Title: Domain Adaptation for Speech-Driven Affective Facial Synthesis.
Speaker: Rizwan Sadiq
Time: September 04, 2020, 12:00pm
Place: This thesis defense will be held on online. You can join the presentation through the below link at the mentioned date and time.
Meeting ID: 951 5239 0890
Thesis Committee Members:
Prof. Engin Erzin (Advisor, Koç University)
Prof. Yücel Yemez (Koç University)
Prof. Çiğdem Eroğlu Erdem (Marmara University)
Prof. A. Murat Tekalp (Koç University)
Prof. Murat Saraçlar (Boğaziçi University)
Although speech-driven facial animation has been studied extensively in the literature, works focusing on the affective content of the speech are limited.
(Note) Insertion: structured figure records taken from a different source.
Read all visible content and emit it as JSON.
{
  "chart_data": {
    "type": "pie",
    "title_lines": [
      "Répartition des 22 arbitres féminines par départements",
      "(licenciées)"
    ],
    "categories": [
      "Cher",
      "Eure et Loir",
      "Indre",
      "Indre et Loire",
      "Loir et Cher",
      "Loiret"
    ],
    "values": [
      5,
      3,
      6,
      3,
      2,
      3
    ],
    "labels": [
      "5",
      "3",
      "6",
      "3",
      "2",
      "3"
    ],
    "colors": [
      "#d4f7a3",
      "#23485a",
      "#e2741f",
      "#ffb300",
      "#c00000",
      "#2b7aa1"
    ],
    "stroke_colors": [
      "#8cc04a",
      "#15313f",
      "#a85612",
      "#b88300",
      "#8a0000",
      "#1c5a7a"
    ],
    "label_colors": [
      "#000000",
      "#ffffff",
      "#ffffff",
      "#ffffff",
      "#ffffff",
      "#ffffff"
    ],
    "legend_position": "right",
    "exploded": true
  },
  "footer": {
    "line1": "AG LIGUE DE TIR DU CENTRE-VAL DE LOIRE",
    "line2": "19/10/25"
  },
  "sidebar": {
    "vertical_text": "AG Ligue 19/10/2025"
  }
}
This is mostly due to the scarcity of affective audio-visual data. In this thesis, we present three major studies that lead us to speech-driven affective facial synthesis. First, we investigate the use of lip articulations for affect recognition to better understand dependencies across lip articulations, phonetic classes and affect. Then, we propose a multimodal system, consisting of text and speech, for affective facial feature synthesis. A phoneme-based model driven from text qualifies generation of speaker independent animation, whereas a speech based model enables capturing affective variation during the facial feature synthesis. Finally, we improve the affective facial synthesis using domain adaptation by partially reducing the data scarcity. In this last study, we first define a domain adaptation to map affective and neutral speech representations to a common latent space in which cross-domain bias is smaller. Then, the domain adaption is used to augment affective representations for each emotion category, including angry, disgust, fear, happy, sad, surprise and neutral, so that we can better train emotion-dependent deep audio-to-visual (A2V) mapping models. Based on the emotion-dependent deep A2V models, the proposed affective facial synthesis system is realized in two stages: first, speech emotion recognition extracts soft emotion category likelihoods for the utterances; then a soft fusion of the emotion-dependent A2V mapping outputs form the affective facial synthesis. Experimental evaluations are performed on the SAVEE audio-visual dataset with objective and subjective evaluations. The proposed affective A2V system achieves significant mean square error loss improvements in comparison to the recent literature. Furthermore, the resulting facial animations of the proposed system are preferred over the baseline animations in the subjective evaluations.